Development of epileptiform excitability in the deep entorhinal cortex after status epilepticus

Epileptiform neuronal activity during seizures is observed in many brain areas, but its origins following status epilepticus (SE) are unclear. We have used the Li low-dose pilocarpine rat model of temporal lobe epilepsy to examine early development of epileptiform activity in the deep entorhinal cortex (EC). We show that during the 3-week latent period that follows SE, an increasing percentage of neurons in EC layer 5 respond to a single synaptic stimulus with polysynaptic burst depolarizations.
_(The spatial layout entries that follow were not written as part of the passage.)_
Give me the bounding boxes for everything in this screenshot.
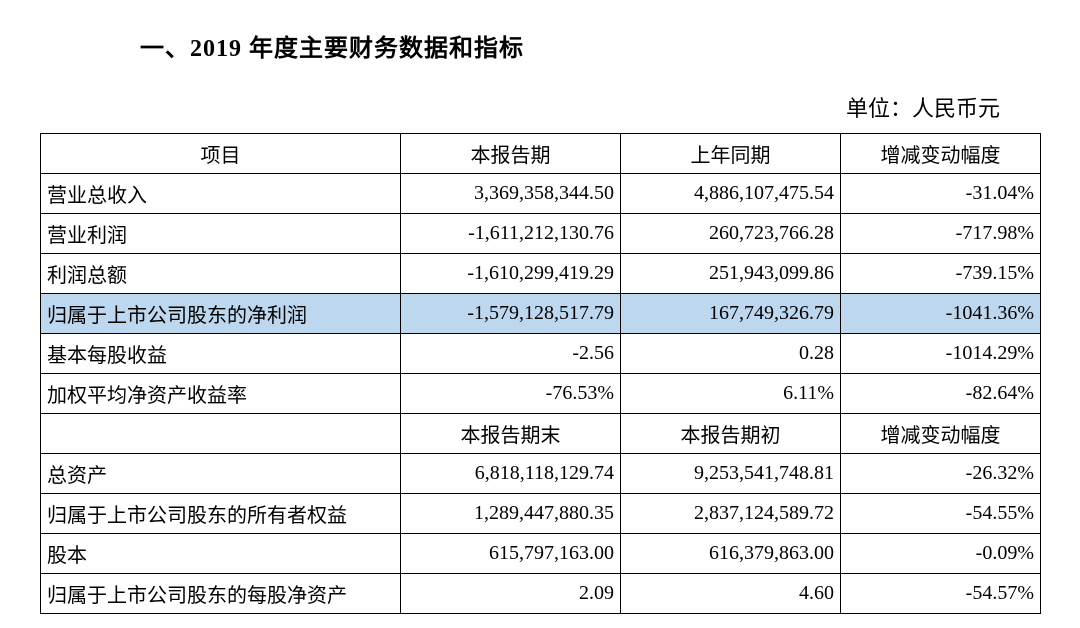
- cell-previous: 251,943,099.86: [621, 254, 841, 294]
- table-row: 营业总收入 3,369,358,344.50 4,886,107,475.54 …: [41, 174, 1041, 214]
- table-row-highlighted: 归属于上市公司股东的净利润 -1,579,128,517.79 167,749,…: [41, 294, 1041, 334]
- table-row: 股本 615,797,163.00 616,379,863.00 -0.09%: [41, 534, 1041, 574]
- cell-current: -1,610,299,419.29: [401, 254, 621, 294]
- cell-change: -54.55%: [841, 494, 1041, 534]
- row-label: 营业利润: [41, 214, 401, 254]
- col-header: 上年同期: [621, 134, 841, 174]
- row-label: 基本每股收益: [41, 334, 401, 374]
- table-row: 总资产 6,818,118,129.74 9,253,541,748.81 -2…: [41, 454, 1041, 494]
- cell-current: -1,579,128,517.79: [401, 294, 621, 334]
- col-header: [41, 414, 401, 454]
- row-label: 归属于上市公司股东的每股净资产: [41, 574, 401, 614]
- cell-previous: 167,749,326.79: [621, 294, 841, 334]
- table-row: 利润总额 -1,610,299,419.29 251,943,099.86 -7…: [41, 254, 1041, 294]
- cell-current: 6,818,118,129.74: [401, 454, 621, 494]
- table-row: 加权平均净资产收益率 -76.53% 6.11% -82.64%: [41, 374, 1041, 414]
- cell-change: -54.57%: [841, 574, 1041, 614]
- cell-change: -31.04%: [841, 174, 1041, 214]
- table-subheader-row: 本报告期末 本报告期初 增减变动幅度: [41, 414, 1041, 454]
- col-header: 本报告期: [401, 134, 621, 174]
- cell-previous: 6.11%: [621, 374, 841, 414]
- col-header: 本报告期末: [401, 414, 621, 454]
- cell-current: -76.53%: [401, 374, 621, 414]
- cell-current: 2.09: [401, 574, 621, 614]
- cell-current: -2.56: [401, 334, 621, 374]
- table-header-row: 项目 本报告期 上年同期 增减变动幅度: [41, 134, 1041, 174]
- col-header: 本报告期初: [621, 414, 841, 454]
- unit-label: 单位：人民币元: [40, 91, 1000, 123]
- page: 一、2019 年度主要财务数据和指标 单位：人民币元 项目 本报告期 上年同期 …: [0, 0, 1080, 628]
- row-label: 加权平均净资产收益率: [41, 374, 401, 414]
- cell-previous: 2,837,124,589.72: [621, 494, 841, 534]
- row-label: 股本: [41, 534, 401, 574]
- col-header: 增减变动幅度: [841, 414, 1041, 454]
- row-label: 归属于上市公司股东的净利润: [41, 294, 401, 334]
- cell-current: 3,369,358,344.50: [401, 174, 621, 214]
- col-header: 项目: [41, 134, 401, 174]
- table-row: 归属于上市公司股东的每股净资产 2.09 4.60 -54.57%: [41, 574, 1041, 614]
- table-row: 归属于上市公司股东的所有者权益 1,289,447,880.35 2,837,1…: [41, 494, 1041, 534]
- cell-change: -1041.36%: [841, 294, 1041, 334]
- row-label: 总资产: [41, 454, 401, 494]
- cell-previous: 260,723,766.28: [621, 214, 841, 254]
- cell-change: -26.32%: [841, 454, 1041, 494]
- financial-table: 项目 本报告期 上年同期 增减变动幅度 营业总收入 3,369,358,344.…: [40, 133, 1041, 614]
- cell-previous: 616,379,863.00: [621, 534, 841, 574]
- cell-previous: 9,253,541,748.81: [621, 454, 841, 494]
- table-row: 基本每股收益 -2.56 0.28 -1014.29%: [41, 334, 1041, 374]
- cell-previous: 4,886,107,475.54: [621, 174, 841, 214]
- row-label: 营业总收入: [41, 174, 401, 214]
- row-label: 归属于上市公司股东的所有者权益: [41, 494, 401, 534]
- cell-change: -717.98%: [841, 214, 1041, 254]
- section-heading: 一、2019 年度主要财务数据和指标: [140, 28, 1040, 63]
- cell-change: -739.15%: [841, 254, 1041, 294]
- cell-current: -1,611,212,130.76: [401, 214, 621, 254]
- cell-previous: 4.60: [621, 574, 841, 614]
- cell-change: -0.09%: [841, 534, 1041, 574]
- cell-previous: 0.28: [621, 334, 841, 374]
- table-row: 营业利润 -1,611,212,130.76 260,723,766.28 -7…: [41, 214, 1041, 254]
- cell-change: -82.64%: [841, 374, 1041, 414]
- cell-current: 1,289,447,880.35: [401, 494, 621, 534]
- cell-current: 615,797,163.00: [401, 534, 621, 574]
- cell-change: -1014.29%: [841, 334, 1041, 374]
- row-label: 利润总额: [41, 254, 401, 294]
- col-header: 增减变动幅度: [841, 134, 1041, 174]
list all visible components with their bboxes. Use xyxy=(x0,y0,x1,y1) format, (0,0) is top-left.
This change is paralleled by a progressive depolarizing shift of the inhibitory postsynaptic potential reversal potential in layer 5 neurons, apparently caused by upregulation of the Cl- inward transporter NKCC1 and concurrent downregulation of the Cl- outward transporter KCC2, both changes favoring intracellular Cl- accumulation. Inhibiting Cl- uptake in the latent period restored more negative GABAergic reversal potentials and eliminated polysynaptic bursts. The changes in the Cl- transporters were highly specific to the deep EC. They did not occur in layers 1-3, perirhinal cortex, subiculum or dentate gyrus during this period. We propose that the changes in Cl- homeostasis facilitate hyperexcitability in the deep entorhinal cortex leading to epileptiform discharge there, which subsequently affects downstream cortical regions.